O rei culpou Dédalo pelo ocorrido. E, como punição, aprisionou tanto o inventor quanto seu filho, Ícaro, no labirinto! Com o tempo, juntando penas de aves e colocando uma camada de cera sobre ela, Dédalo construiu dois pares de asas para que ele e Ícaro pudessem escapar de lá voando.

Ele advertiu seu filho de que não voasse muito baixo – para não cair no mar – e nem muito alto – para o sol não derreter a cera. Entretanto, durante a fuga, Ícaro, deslumbrado com o voo e com a sensação de liberdade que se apoderou dele, voou cada vez mais alto, até que o sol derreteu a cera das asas. Ícaro caiu no mar e morreu afogado!

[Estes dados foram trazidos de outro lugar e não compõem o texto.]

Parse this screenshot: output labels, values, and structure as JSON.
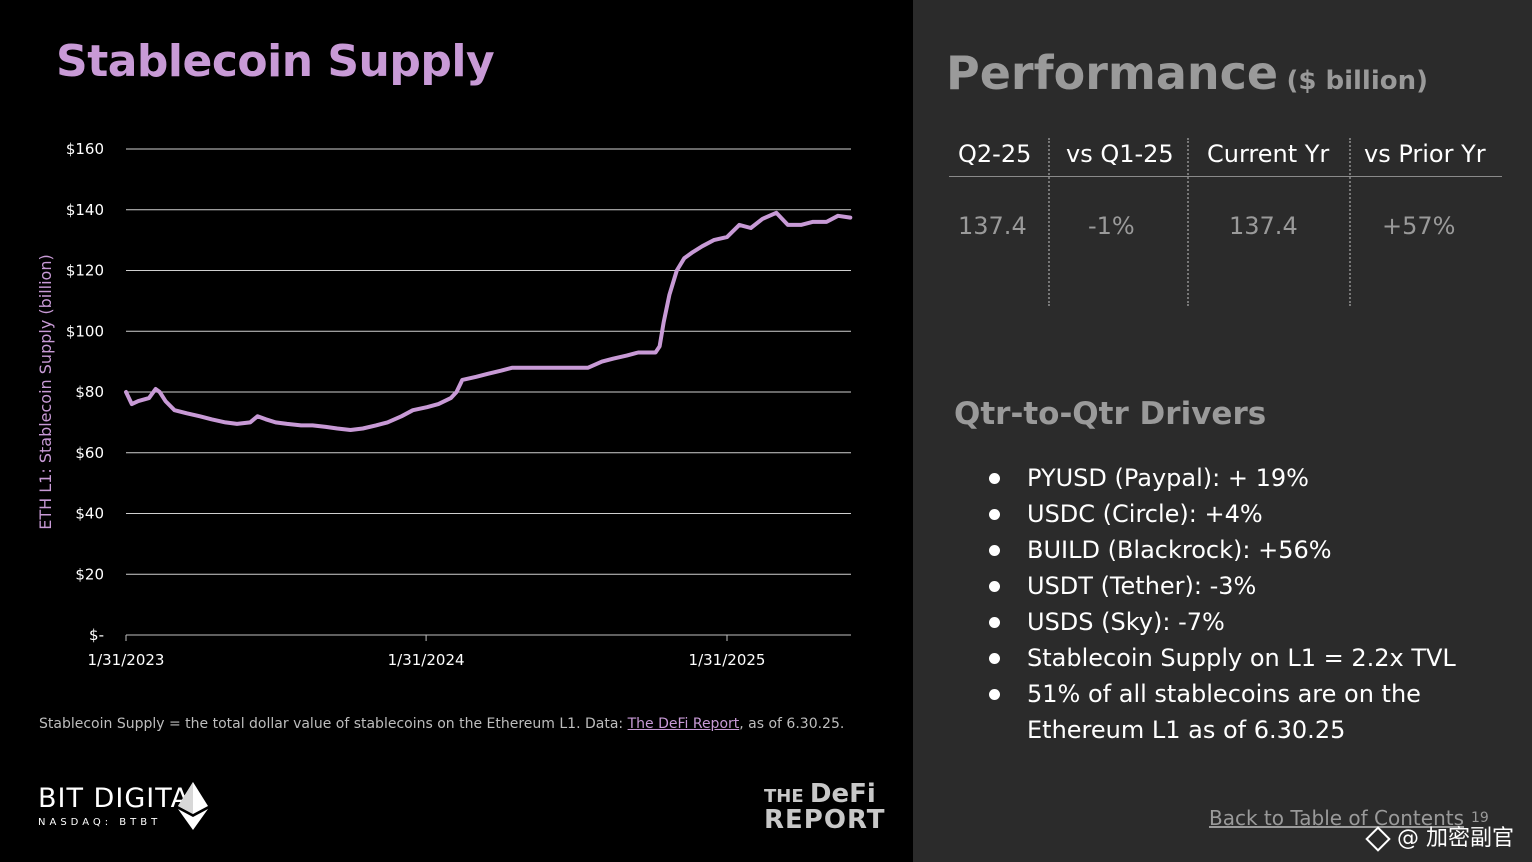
{
  "left_panel": {
    "title": "Stablecoin Supply",
    "footnote_prefix": "Stablecoin Supply = the total dollar value of stablecoins on the Ethereum L1. Data: ",
    "footnote_link": "The DeFi Report",
    "footnote_suffix": ", as of 6.30.25.",
    "brand_name": "BIT DIGITAL",
    "brand_sub": "NASDAQ: BTBT",
    "partner_logo_top_small": "THE",
    "partner_logo_top_big": "DeFi",
    "partner_logo_bottom": "REPORT"
  },
  "chart_data": {
    "type": "line",
    "title": "",
    "ylabel": "ETH L1: Stablecoin Supply (billion)",
    "xlabel": "",
    "line_color": "#c89ad6",
    "grid": true,
    "ylim": [
      0,
      160
    ],
    "y_ticks": [
      0,
      20,
      40,
      60,
      80,
      100,
      120,
      140,
      160
    ],
    "y_tick_labels": [
      "$-",
      "$20",
      "$40",
      "$60",
      "$80",
      "$100",
      "$120",
      "$140",
      "$160"
    ],
    "x_range": [
      "2023-01-31",
      "2025-06-30"
    ],
    "x_ticks": [
      "2023-01-31",
      "2024-01-31",
      "2025-01-31"
    ],
    "x_tick_labels": [
      "1/31/2023",
      "1/31/2024",
      "1/31/2025"
    ],
    "series": [
      {
        "name": "",
        "x": [
          "2023-01-31",
          "2023-02-07",
          "2023-02-15",
          "2023-02-28",
          "2023-03-08",
          "2023-03-13",
          "2023-03-20",
          "2023-03-31",
          "2023-04-15",
          "2023-05-01",
          "2023-05-15",
          "2023-06-01",
          "2023-06-15",
          "2023-07-01",
          "2023-07-10",
          "2023-07-20",
          "2023-08-01",
          "2023-08-15",
          "2023-09-01",
          "2023-09-15",
          "2023-10-01",
          "2023-10-15",
          "2023-10-31",
          "2023-11-15",
          "2023-12-01",
          "2023-12-15",
          "2024-01-01",
          "2024-01-15",
          "2024-02-01",
          "2024-02-15",
          "2024-03-01",
          "2024-03-08",
          "2024-03-15",
          "2024-04-01",
          "2024-04-15",
          "2024-05-01",
          "2024-05-15",
          "2024-06-01",
          "2024-06-15",
          "2024-07-01",
          "2024-07-15",
          "2024-08-01",
          "2024-08-15",
          "2024-09-01",
          "2024-09-15",
          "2024-10-01",
          "2024-10-15",
          "2024-11-01",
          "2024-11-05",
          "2024-11-10",
          "2024-11-15",
          "2024-11-22",
          "2024-12-01",
          "2024-12-10",
          "2024-12-20",
          "2025-01-01",
          "2025-01-15",
          "2025-01-31",
          "2025-02-15",
          "2025-03-01",
          "2025-03-15",
          "2025-04-01",
          "2025-04-15",
          "2025-05-01",
          "2025-05-15",
          "2025-06-01",
          "2025-06-15",
          "2025-06-30"
        ],
        "y": [
          80,
          76,
          77,
          78,
          81,
          80,
          77,
          74,
          73,
          72,
          71,
          70,
          69.5,
          70,
          72,
          71,
          70,
          69.5,
          69,
          69,
          68.5,
          68,
          67.5,
          68,
          69,
          70,
          72,
          74,
          75,
          76,
          78,
          80,
          84,
          85,
          86,
          87,
          88,
          88,
          88,
          88,
          88,
          88,
          88,
          90,
          91,
          92,
          93,
          93,
          93,
          95,
          103,
          112,
          120,
          124,
          126,
          128,
          130,
          131,
          135,
          134,
          137,
          139,
          135,
          135,
          136,
          136,
          138,
          137.4
        ]
      }
    ]
  },
  "right_panel": {
    "title": "Performance",
    "title_unit": "($ billion)",
    "table": {
      "headers": [
        "Q2-25",
        "vs Q1-25",
        "Current Yr",
        "vs Prior Yr"
      ],
      "values": [
        "137.4",
        "-1%",
        "137.4",
        "+57%"
      ]
    },
    "drivers_title": "Qtr-to-Qtr Drivers",
    "drivers": [
      "PYUSD (Paypal): + 19%",
      "USDC (Circle): +4%",
      "BUILD (Blackrock): +56%",
      "USDT (Tether): -3%",
      "USDS (Sky): -7%",
      "Stablecoin Supply on L1 = 2.2x TVL",
      "51% of all stablecoins are on the Ethereum L1 as of 6.30.25"
    ],
    "back_link": "Back to Table of Contents",
    "page_number": "19",
    "watermark": "@ 加密副官"
  }
}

Dédalo desceu para apanhar o cadáver de seu filho e enquanto o sepultava, uma perdiz (a alma de Talo) pousou em sua cabeça anunciando sua vingança!

Pintura que retrata o mito de Dédalo e Ícaro.
A queda de Ícaro por Jacob Peter Gowy.

O fim de Dédalo

O pai enlutado embarcou num navio que aportou na Sicília. Lá, foi recebido com honrarias pelo rei Cócaro. Dédalo perdeu sua genialidade com a dor de seu luto, mas ainda construía o que lhe instruíam, embora não se importasse mais com os aplausos.

Ele tornou-se um protegido do reino. Então, quando Minos aportou à sua procura, o rei Cócaro recebeu o rei de Creta com falsas honrarias. Em seu fingimento de hospitalidade, o governante da Sicília convidou Minos para um banho quente e um banquete para repousar da viagem.

Cócaro premeditou a morte de Minos e, quando a água começou a ferver, ninguém socorreu o rei de Creta, que acabou morrendo sufocado pelo calor e pelo vapor!

Dessa forma, Dédalo estava livre de seu perseguidor, porém a liberdade já não lhe importava mais. Solitário, ele seguiu como tutor de muitos discípulos, morrendo muito tempo depois, quando já era um homem bem idoso.

Escultura de bronze de Dédalo, feita no século III a.C.!
Pequena escultura de bronze retratando Dédalo. Datada do século III a.C.